Mais la crainte vient également de l’attente d’annonces, de la part du gouvernement brésilien, de mesures autorisant ses différents États à ajuster leur politique fiscale en matière de carburant pour soutenir le pouvoir d’achat des automobilistes. Cela pourrait affecter la rentabilité de l’éthanol par rapport au sucre. Mais dans une moindre mesure : le pétrole retrouve son niveau le plus élevé depuis la guerre en Ukraine, et frôle les 125 $/baril.

L’UE déficitaire

Du côté européen, le marché du sucre spot continue sur des records, au-dessus des 870 €/t en sortie sucrerie.
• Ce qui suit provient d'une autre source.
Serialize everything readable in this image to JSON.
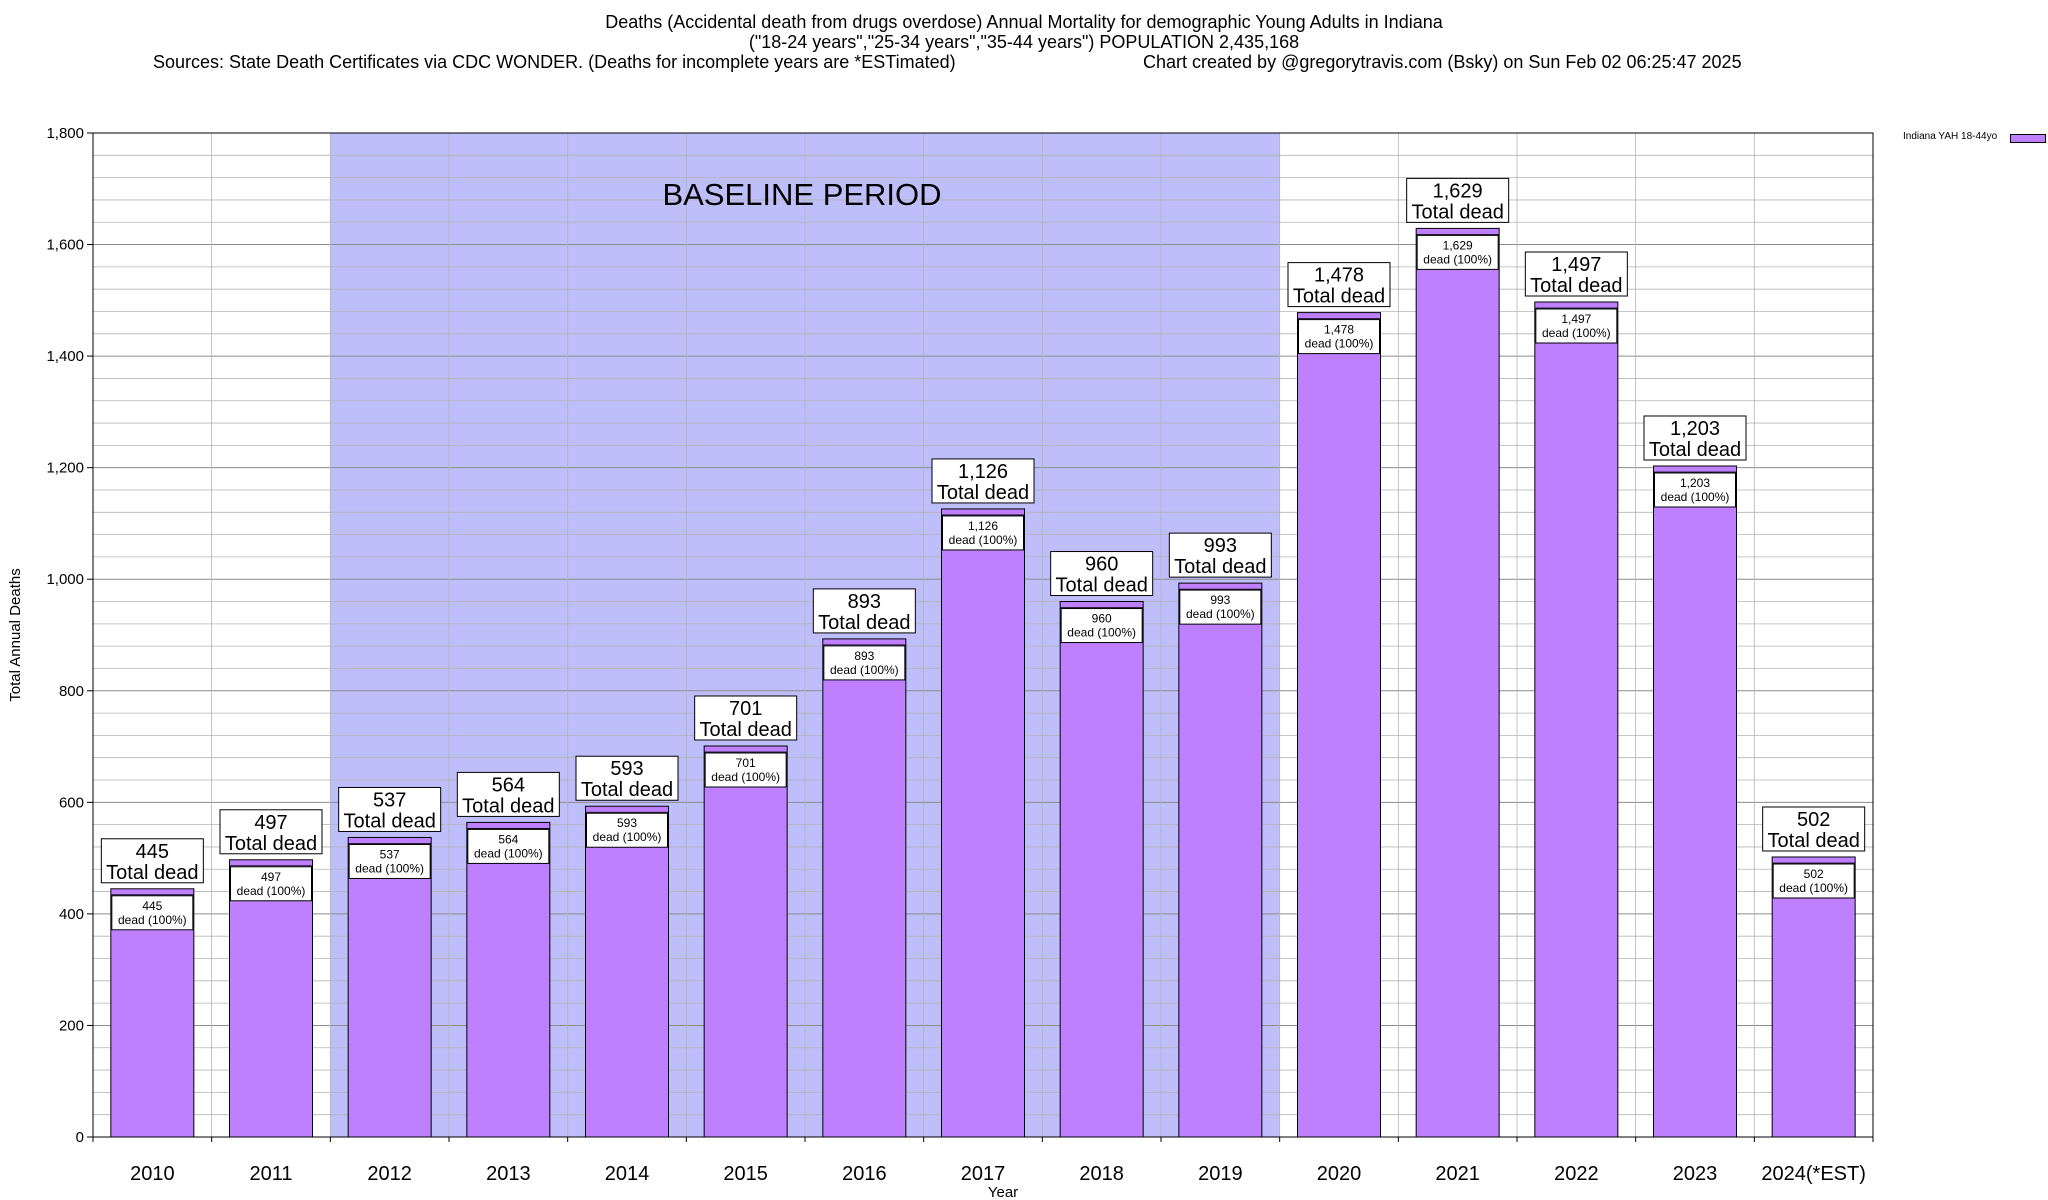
{
  "chart_data": {
    "type": "bar",
    "title_lines": [
      "Deaths (Accidental death from drugs overdose) Annual Mortality for demographic Young Adults in Indiana",
      "(\"18-24 years\",\"25-34 years\",\"35-44 years\") POPULATION 2,435,168"
    ],
    "source_text": "Sources: State Death Certificates via CDC WONDER. (Deaths for incomplete years are *ESTimated)",
    "credit_text": "Chart created by @gregorytravis.com (Bsky) on Sun Feb 02 06:25:47 2025",
    "xlabel": "Year",
    "ylabel": "Total Annual Deaths",
    "categories": [
      "2010",
      "2011",
      "2012",
      "2013",
      "2014",
      "2015",
      "2016",
      "2017",
      "2018",
      "2019",
      "2020",
      "2021",
      "2022",
      "2023",
      "2024(*EST)"
    ],
    "values": [
      445,
      497,
      537,
      564,
      593,
      701,
      893,
      1126,
      960,
      993,
      1478,
      1629,
      1497,
      1203,
      502
    ],
    "value_labels": [
      "445",
      "497",
      "537",
      "564",
      "593",
      "701",
      "893",
      "1,126",
      "960",
      "993",
      "1,478",
      "1,629",
      "1,497",
      "1,203",
      "502"
    ],
    "total_label_suffix": "Total dead",
    "inner_label_suffix": "dead (100%)",
    "ylim": [
      0,
      1800
    ],
    "yticks": [
      0,
      200,
      400,
      600,
      800,
      1000,
      1200,
      1400,
      1600,
      1800
    ],
    "ytick_labels": [
      "0",
      "200",
      "400",
      "600",
      "800",
      "1,000",
      "1,200",
      "1,400",
      "1,600",
      "1,800"
    ],
    "grid": true,
    "legend": {
      "label": "Indiana YAH 18-44yo",
      "placement": "top-right"
    },
    "series": [
      {
        "name": "Indiana YAH 18-44yo",
        "values": [
          445,
          497,
          537,
          564,
          593,
          701,
          893,
          1126,
          960,
          993,
          1478,
          1629,
          1497,
          1203,
          502
        ]
      }
    ],
    "baseline": {
      "label": "BASELINE PERIOD",
      "start": "2012",
      "end": "2019"
    },
    "colors": {
      "bar": "#bf80ff",
      "baseline_band": "#bebefa",
      "grid": "#a0a0a0"
    }
  }
}
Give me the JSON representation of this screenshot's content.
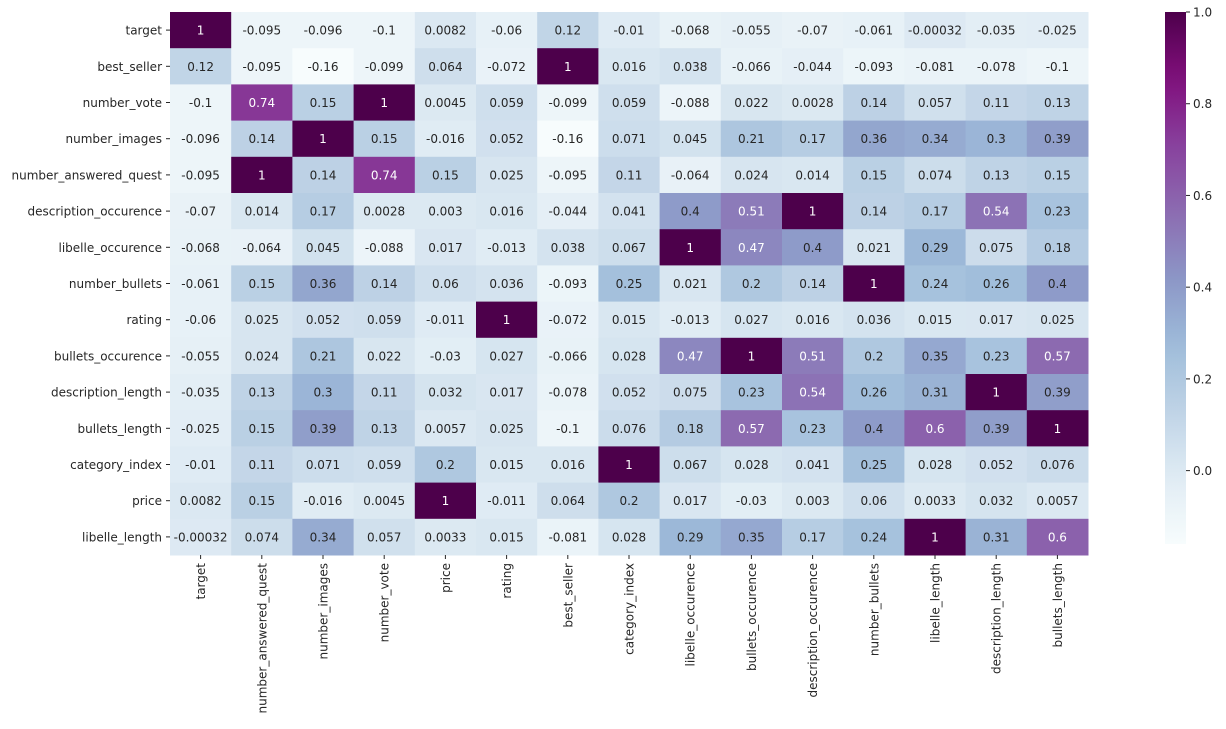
{
  "chart_data": {
    "type": "heatmap",
    "title": "",
    "xlabel": "",
    "ylabel": "",
    "colormap": "BuPu",
    "color_range": [
      -0.16,
      1.0
    ],
    "colorbar_ticks": [
      {
        "value": 1.0,
        "label": "1.0"
      },
      {
        "value": 0.8,
        "label": "0.8"
      },
      {
        "value": 0.6,
        "label": "0.6"
      },
      {
        "value": 0.4,
        "label": "0.4"
      },
      {
        "value": 0.2,
        "label": "0.2"
      },
      {
        "value": 0.0,
        "label": "0.0"
      }
    ],
    "row_labels": [
      "target",
      "best_seller",
      "number_vote",
      "number_images",
      "number_answered_quest",
      "description_occurence",
      "libelle_occurence",
      "number_bullets",
      "rating",
      "bullets_occurence",
      "description_length",
      "bullets_length",
      "category_index",
      "price",
      "libelle_length"
    ],
    "col_labels": [
      "target",
      "number_answered_quest",
      "number_images",
      "number_vote",
      "price",
      "rating",
      "best_seller",
      "category_index",
      "libelle_occurence",
      "bullets_occurence",
      "description_occurence",
      "number_bullets",
      "libelle_length",
      "description_length",
      "bullets_length"
    ],
    "cells": [
      [
        "1",
        "-0.095",
        "-0.096",
        "-0.1",
        "0.0082",
        "-0.06",
        "0.12",
        "-0.01",
        "-0.068",
        "-0.055",
        "-0.07",
        "-0.061",
        "-0.00032",
        "-0.035",
        "-0.025"
      ],
      [
        "0.12",
        "-0.095",
        "-0.16",
        "-0.099",
        "0.064",
        "-0.072",
        "1",
        "0.016",
        "0.038",
        "-0.066",
        "-0.044",
        "-0.093",
        "-0.081",
        "-0.078",
        "-0.1"
      ],
      [
        "-0.1",
        "0.74",
        "0.15",
        "1",
        "0.0045",
        "0.059",
        "-0.099",
        "0.059",
        "-0.088",
        "0.022",
        "0.0028",
        "0.14",
        "0.057",
        "0.11",
        "0.13"
      ],
      [
        "-0.096",
        "0.14",
        "1",
        "0.15",
        "-0.016",
        "0.052",
        "-0.16",
        "0.071",
        "0.045",
        "0.21",
        "0.17",
        "0.36",
        "0.34",
        "0.3",
        "0.39"
      ],
      [
        "-0.095",
        "1",
        "0.14",
        "0.74",
        "0.15",
        "0.025",
        "-0.095",
        "0.11",
        "-0.064",
        "0.024",
        "0.014",
        "0.15",
        "0.074",
        "0.13",
        "0.15"
      ],
      [
        "-0.07",
        "0.014",
        "0.17",
        "0.0028",
        "0.003",
        "0.016",
        "-0.044",
        "0.041",
        "0.4",
        "0.51",
        "1",
        "0.14",
        "0.17",
        "0.54",
        "0.23"
      ],
      [
        "-0.068",
        "-0.064",
        "0.045",
        "-0.088",
        "0.017",
        "-0.013",
        "0.038",
        "0.067",
        "1",
        "0.47",
        "0.4",
        "0.021",
        "0.29",
        "0.075",
        "0.18"
      ],
      [
        "-0.061",
        "0.15",
        "0.36",
        "0.14",
        "0.06",
        "0.036",
        "-0.093",
        "0.25",
        "0.021",
        "0.2",
        "0.14",
        "1",
        "0.24",
        "0.26",
        "0.4"
      ],
      [
        "-0.06",
        "0.025",
        "0.052",
        "0.059",
        "-0.011",
        "1",
        "-0.072",
        "0.015",
        "-0.013",
        "0.027",
        "0.016",
        "0.036",
        "0.015",
        "0.017",
        "0.025"
      ],
      [
        "-0.055",
        "0.024",
        "0.21",
        "0.022",
        "-0.03",
        "0.027",
        "-0.066",
        "0.028",
        "0.47",
        "1",
        "0.51",
        "0.2",
        "0.35",
        "0.23",
        "0.57"
      ],
      [
        "-0.035",
        "0.13",
        "0.3",
        "0.11",
        "0.032",
        "0.017",
        "-0.078",
        "0.052",
        "0.075",
        "0.23",
        "0.54",
        "0.26",
        "0.31",
        "1",
        "0.39"
      ],
      [
        "-0.025",
        "0.15",
        "0.39",
        "0.13",
        "0.0057",
        "0.025",
        "-0.1",
        "0.076",
        "0.18",
        "0.57",
        "0.23",
        "0.4",
        "0.6",
        "0.39",
        "1"
      ],
      [
        "-0.01",
        "0.11",
        "0.071",
        "0.059",
        "0.2",
        "0.015",
        "0.016",
        "1",
        "0.067",
        "0.028",
        "0.041",
        "0.25",
        "0.028",
        "0.052",
        "0.076"
      ],
      [
        "0.0082",
        "0.15",
        "-0.016",
        "0.0045",
        "1",
        "-0.011",
        "0.064",
        "0.2",
        "0.017",
        "-0.03",
        "0.003",
        "0.06",
        "0.0033",
        "0.032",
        "0.0057"
      ],
      [
        "-0.00032",
        "0.074",
        "0.34",
        "0.057",
        "0.0033",
        "0.015",
        "-0.081",
        "0.028",
        "0.29",
        "0.35",
        "0.17",
        "0.24",
        "1",
        "0.31",
        "0.6"
      ]
    ]
  }
}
Certes, il n’y a plus de volume d’échange en cette période de l’année mais, alors que les négociations sont en cours pour le sucre à livrer à partir de septembre 2023, la situation est à l’avantage des vendeurs.

D’autant que l’on a la garantie que le bilan communautaire 2022-2023 sera déficitaire : avec la baisse des surfaces dans l’Union à 27 (- 2,2 %), le déficit devrait approcher 1 Mt si chaque pays atteint son rendement olympique moyen. Et même en atteignant des rendements records de l’ordre de ceux atteints en 2017, l’Europe resterait à l’équilibre, malgré la perte du marché britannique.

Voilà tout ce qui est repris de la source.